NetBSD Problem Report #39564
From jmcneill@black.invisible.ca Tue Sep 16 16:10:58 2008
Return-Path: <jmcneill@black.invisible.ca>
Received: from mail.netbsd.org (mail.netbsd.org [204.152.190.11])
by narn.NetBSD.org (Postfix) with ESMTP id 6BEEF63B842
for <gnats-bugs@gnats.NetBSD.org>; Tue, 16 Sep 2008 16:10:58 +0000 (UTC)
Message-Id: <20080916161048.243F17D96D4@black.invisible.ca>
Date: Tue, 16 Sep 2008 12:10:47 -0400 (EDT)

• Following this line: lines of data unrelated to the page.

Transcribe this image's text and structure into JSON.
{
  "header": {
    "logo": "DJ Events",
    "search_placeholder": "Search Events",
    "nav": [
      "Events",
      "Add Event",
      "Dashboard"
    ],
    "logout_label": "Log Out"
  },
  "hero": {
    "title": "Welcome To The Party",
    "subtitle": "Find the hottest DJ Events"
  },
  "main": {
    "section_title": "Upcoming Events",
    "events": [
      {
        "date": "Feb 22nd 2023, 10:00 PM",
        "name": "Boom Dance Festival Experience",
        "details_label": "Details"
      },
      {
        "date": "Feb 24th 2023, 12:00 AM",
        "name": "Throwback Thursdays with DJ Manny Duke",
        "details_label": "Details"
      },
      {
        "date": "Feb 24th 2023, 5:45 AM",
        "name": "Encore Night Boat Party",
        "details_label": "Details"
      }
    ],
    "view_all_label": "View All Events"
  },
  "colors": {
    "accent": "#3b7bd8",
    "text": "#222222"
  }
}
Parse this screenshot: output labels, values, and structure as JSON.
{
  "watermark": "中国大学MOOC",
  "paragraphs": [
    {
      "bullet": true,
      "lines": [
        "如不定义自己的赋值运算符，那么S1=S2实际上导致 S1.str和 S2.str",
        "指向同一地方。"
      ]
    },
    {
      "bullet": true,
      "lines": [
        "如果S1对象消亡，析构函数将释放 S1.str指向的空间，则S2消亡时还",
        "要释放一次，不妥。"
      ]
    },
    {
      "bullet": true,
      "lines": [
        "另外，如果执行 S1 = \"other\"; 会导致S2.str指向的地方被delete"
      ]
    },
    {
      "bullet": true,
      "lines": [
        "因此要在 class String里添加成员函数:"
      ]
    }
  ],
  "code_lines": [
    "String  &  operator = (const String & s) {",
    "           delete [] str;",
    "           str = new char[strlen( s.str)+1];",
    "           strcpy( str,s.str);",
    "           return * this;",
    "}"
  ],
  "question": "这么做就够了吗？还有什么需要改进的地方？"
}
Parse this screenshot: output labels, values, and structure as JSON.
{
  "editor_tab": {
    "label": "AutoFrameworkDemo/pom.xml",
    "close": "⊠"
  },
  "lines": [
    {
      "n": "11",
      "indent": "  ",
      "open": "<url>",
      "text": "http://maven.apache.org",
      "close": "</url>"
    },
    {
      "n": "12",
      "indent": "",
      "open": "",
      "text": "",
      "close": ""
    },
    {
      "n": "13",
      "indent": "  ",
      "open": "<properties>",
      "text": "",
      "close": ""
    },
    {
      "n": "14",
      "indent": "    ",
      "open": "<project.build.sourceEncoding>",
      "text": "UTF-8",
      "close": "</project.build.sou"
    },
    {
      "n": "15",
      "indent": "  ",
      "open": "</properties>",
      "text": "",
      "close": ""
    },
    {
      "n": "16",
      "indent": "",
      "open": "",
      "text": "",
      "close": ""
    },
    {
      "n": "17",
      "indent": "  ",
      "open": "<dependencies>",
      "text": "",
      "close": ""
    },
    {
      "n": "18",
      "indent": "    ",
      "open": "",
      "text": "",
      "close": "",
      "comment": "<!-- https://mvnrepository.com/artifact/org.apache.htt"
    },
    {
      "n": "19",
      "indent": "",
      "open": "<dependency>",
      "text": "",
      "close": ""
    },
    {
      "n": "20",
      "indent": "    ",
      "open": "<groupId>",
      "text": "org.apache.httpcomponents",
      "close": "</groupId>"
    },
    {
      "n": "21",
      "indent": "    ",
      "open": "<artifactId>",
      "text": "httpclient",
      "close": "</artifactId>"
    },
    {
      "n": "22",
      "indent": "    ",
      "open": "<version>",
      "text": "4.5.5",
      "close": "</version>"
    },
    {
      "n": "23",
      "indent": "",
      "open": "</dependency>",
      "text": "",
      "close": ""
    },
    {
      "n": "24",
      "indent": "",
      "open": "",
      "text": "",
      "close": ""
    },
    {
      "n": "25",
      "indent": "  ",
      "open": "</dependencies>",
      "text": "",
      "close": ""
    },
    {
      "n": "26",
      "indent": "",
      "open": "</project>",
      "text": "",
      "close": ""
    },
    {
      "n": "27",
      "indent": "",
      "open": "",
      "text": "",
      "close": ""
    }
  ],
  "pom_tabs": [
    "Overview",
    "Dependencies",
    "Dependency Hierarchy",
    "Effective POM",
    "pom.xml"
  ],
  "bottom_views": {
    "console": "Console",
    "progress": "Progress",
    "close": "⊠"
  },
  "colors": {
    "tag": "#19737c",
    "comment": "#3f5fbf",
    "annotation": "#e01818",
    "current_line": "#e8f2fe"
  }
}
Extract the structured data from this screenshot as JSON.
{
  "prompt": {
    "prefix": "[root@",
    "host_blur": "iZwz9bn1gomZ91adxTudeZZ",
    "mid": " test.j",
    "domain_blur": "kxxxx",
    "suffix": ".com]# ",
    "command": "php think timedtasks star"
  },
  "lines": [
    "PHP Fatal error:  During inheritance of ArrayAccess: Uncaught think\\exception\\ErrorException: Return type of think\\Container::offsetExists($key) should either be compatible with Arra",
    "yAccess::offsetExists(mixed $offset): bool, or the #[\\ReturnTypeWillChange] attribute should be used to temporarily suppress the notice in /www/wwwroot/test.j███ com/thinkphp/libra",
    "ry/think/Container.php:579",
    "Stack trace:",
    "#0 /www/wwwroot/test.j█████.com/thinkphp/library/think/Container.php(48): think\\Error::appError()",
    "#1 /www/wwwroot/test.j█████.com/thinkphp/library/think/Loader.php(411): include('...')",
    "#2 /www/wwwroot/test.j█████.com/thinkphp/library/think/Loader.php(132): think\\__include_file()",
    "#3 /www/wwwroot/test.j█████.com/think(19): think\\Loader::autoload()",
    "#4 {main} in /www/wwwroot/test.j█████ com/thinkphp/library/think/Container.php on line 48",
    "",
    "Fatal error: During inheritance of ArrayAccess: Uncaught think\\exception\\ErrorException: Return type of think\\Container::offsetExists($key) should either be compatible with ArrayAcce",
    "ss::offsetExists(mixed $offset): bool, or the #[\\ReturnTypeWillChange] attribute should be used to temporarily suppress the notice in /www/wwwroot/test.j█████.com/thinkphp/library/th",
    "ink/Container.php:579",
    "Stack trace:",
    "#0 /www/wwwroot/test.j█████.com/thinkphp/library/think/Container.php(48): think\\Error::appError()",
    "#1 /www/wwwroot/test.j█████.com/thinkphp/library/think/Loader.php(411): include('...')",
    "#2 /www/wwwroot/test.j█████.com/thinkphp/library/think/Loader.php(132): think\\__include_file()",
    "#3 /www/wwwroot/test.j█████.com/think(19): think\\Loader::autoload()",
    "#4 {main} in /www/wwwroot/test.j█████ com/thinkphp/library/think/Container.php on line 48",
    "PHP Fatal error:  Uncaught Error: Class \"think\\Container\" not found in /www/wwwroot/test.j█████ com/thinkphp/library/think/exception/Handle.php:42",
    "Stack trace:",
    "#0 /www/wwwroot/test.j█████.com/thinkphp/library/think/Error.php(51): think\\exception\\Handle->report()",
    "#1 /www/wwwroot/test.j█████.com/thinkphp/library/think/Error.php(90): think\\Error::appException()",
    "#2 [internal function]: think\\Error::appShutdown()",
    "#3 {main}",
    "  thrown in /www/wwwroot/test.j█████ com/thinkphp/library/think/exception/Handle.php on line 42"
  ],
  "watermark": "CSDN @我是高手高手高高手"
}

From: jmcneill@invisible.ca
Reply-To: jmcneill@invisible.ca
To: gnats-bugs@gnats.NetBSD.org
Subject: wapbl performance issues with disk cache flushing
X-Send-Pr-Version: 3.95
>Number: 39564
>Category: kern
>Synopsis: wapbl performance issues with disk cache flushing
>Confidential: no
>Severity: serious
>Priority: high
>Responsible: ad
>State: closed
>Class: sw-bug
>Submitter-Id: net
>Arrival-Date: Tue Sep 16 16:15:01 +0000 2008
>Closed-Date: Sun Feb 22 20:12:17 +0000 2009
>Last-Modified: Tue Feb 24 04:15:02 +0000 2009
>Originator: Jared D. McNeill
>Release: NetBSD 4.99.72
>Organization:
>Environment:
System: NetBSD black.invisible.ca 4.99.72 NetBSD 4.99.72 (GENERIC) #0: Mon Sep 15 11:17:37 EDT 2008 jmcneill@black.invisible.ca:/export/home/jmcneill/branches/HEAD/src/sys/arch/amd64/compile/GENERIC amd64
Architecture: x86_64
Machine: amd64
System: NetBSD blue.invisible.ca 4.99.72 NetBSD 4.99.72 (GENERIC) #1: Tue Sep 16 11:07:56 EDT 2008 jmcneill@blue.invisible.ca:/export/home/jmcneill/branches/HEAD/src/sys/arch/i386/compile/GENERIC i386
Architecture: i386
Machine: i386
>Description:
Disk cache flushing can severely impact performance on a wapbl-enabled
filesystem.
>How-To-Repeat:
1. Grab qt3 and qt4 distfiles from pkgsrc:
-rw-r--r-- 1 jmcneill users 14360483 Mar 15 2007 qt-x11-free-3.3.8.tar.bz2
-rw-r--r-- 1 jmcneill users 98584925 May 2 08:03 qt-x11-opensource-src-4.4.0.tar.bz2
2. In one terminal, extract 4.4.0 tarball in a loop
$ while true; do tar -zxvf qt-x11-opensource-src-4.4.0.tar.bz2; done
3. In another terminal, time how long it takes to extract
the 3.3.8 distfile:
$ time tar -zxvf qt-x11-free-3.3.8.tar.bz2
4. Results with and without disk cache flush (patch from simonb):
flush_disk_cache=0: 18.85s real 10.12s user 2.55s system
flush_disk_cache=1: 662.49s real 10.35s user 3.13s system
>Fix:
>Release-Note:
>Audit-Trail:
From: "Jared D. McNeill" <jmcneill@invisible.ca>
To: gnats-bugs@NetBSD.org
Cc: kern-bug-people@netbsd.org, gnats-admin@netbsd.org,
netbsd-bugs@netbsd.org
Subject: Re: kern/39564: wapbl performance issues with disk cache flushing
Date: Tue, 16 Sep 2008 12:38:09 -0400
As requested offline, here are the disks I'm using:
wd0 at atabus2 drive 0: <WDC WD800JB-00CRA1> (@ viaide)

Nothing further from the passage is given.